Und was müssten Ärzte und Ärztinnen ihrer Meinung nach tun?

Sie sollten die Kräfte von Frauen mobilisieren und sie nicht als Risikoträgerinnen betrachten. Das spart letztendlich auch Geld.

Warum?

Ich nenne Ihnen ein Beispiel: Kinderärzte erzählen, dass immer mehr Frauen zu ihnen kommen, um sich die Gesundheit ihrer Kinder bestätigen zu lassen, und nicht um Krankheit zu melden. Das hat damit zu tun, dass sie sich mit ihrem Körper nicht sicher, sondern bedroht fühlen.

Und was müsste sich auf der Ebene des Systems ändern?

Wir müssen uns fragen, ob wir das facharztgebundene Gesundheitssystem, wie wir es jetzt haben, brauchen, oder ob ganz andere Fachkräfte gefragt sind.
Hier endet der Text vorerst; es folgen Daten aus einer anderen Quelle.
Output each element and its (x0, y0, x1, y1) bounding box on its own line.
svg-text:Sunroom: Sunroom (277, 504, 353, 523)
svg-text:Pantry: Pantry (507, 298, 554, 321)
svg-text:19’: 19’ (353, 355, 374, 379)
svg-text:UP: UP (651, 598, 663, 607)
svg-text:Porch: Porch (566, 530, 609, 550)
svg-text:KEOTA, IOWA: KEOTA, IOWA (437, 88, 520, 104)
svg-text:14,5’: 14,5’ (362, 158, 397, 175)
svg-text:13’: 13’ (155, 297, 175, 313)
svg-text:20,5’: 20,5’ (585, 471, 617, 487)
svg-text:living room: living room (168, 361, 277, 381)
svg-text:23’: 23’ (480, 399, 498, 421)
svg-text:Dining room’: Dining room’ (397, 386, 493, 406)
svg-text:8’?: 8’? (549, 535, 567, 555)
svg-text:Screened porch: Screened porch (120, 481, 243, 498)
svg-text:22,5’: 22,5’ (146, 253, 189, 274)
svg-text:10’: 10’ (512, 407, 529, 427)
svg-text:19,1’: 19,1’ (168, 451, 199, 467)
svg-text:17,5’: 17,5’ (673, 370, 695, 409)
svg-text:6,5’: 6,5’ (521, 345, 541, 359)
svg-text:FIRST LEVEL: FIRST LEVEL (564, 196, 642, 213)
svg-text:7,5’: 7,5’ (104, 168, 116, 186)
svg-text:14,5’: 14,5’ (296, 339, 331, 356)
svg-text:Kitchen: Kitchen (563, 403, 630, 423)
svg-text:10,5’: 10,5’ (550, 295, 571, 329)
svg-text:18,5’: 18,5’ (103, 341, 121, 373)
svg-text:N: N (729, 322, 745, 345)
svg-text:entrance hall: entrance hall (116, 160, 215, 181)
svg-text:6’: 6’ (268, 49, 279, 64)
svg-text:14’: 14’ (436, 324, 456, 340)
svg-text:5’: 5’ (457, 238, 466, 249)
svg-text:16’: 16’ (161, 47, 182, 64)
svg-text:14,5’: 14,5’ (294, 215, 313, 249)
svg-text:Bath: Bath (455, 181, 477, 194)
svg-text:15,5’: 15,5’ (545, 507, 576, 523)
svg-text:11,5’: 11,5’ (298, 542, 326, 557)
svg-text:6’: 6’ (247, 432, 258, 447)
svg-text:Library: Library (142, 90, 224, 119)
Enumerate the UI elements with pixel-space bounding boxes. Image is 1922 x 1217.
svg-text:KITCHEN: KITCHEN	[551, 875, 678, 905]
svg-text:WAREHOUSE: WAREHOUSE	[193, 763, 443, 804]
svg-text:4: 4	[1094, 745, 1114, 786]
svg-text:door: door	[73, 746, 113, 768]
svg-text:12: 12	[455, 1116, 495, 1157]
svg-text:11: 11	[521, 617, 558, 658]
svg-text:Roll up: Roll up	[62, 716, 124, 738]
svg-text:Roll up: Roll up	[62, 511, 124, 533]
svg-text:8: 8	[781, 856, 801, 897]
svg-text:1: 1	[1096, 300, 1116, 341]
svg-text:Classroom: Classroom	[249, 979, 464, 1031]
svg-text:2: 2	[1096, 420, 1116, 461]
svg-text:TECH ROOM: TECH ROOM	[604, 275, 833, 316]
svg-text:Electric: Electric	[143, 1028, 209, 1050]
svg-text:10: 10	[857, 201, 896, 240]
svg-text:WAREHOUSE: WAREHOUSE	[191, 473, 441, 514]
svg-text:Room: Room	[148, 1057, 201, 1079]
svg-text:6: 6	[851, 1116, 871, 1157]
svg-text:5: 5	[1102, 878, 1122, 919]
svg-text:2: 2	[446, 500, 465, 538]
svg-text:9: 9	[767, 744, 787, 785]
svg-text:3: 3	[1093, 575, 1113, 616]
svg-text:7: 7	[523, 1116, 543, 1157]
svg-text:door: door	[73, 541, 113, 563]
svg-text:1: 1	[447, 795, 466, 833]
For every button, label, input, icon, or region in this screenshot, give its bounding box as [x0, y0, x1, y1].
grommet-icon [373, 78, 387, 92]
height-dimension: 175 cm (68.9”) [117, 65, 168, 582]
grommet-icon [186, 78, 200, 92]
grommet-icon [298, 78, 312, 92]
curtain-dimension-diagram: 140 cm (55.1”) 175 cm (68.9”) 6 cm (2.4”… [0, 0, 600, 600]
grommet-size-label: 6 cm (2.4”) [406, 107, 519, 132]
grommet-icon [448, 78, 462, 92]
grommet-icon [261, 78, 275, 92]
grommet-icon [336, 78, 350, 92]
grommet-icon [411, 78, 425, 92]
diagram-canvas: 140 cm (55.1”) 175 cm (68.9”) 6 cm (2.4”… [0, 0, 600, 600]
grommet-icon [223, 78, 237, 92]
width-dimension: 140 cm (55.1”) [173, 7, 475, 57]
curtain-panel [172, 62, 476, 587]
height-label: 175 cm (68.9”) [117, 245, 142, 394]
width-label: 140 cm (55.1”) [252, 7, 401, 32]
Stadtteilbezogene Gesundheitsfürsorge wäre ein Stichwort. In Bezug auf Schwangerschaft und Geburt könnte man die Schwangerenvorsorge wie in anderen europäischen Ländern von Hebammen leiten lassen. Dort kommen nicht mehr Kinder als Frühgeburten zur Welt als in Deutschland, wo trotz der weltweit höchsten Gynäkologendichte und einem hochspezialisierten Vorsorgesystem die Frühgeburtenrate nicht gesenkt werden konnte.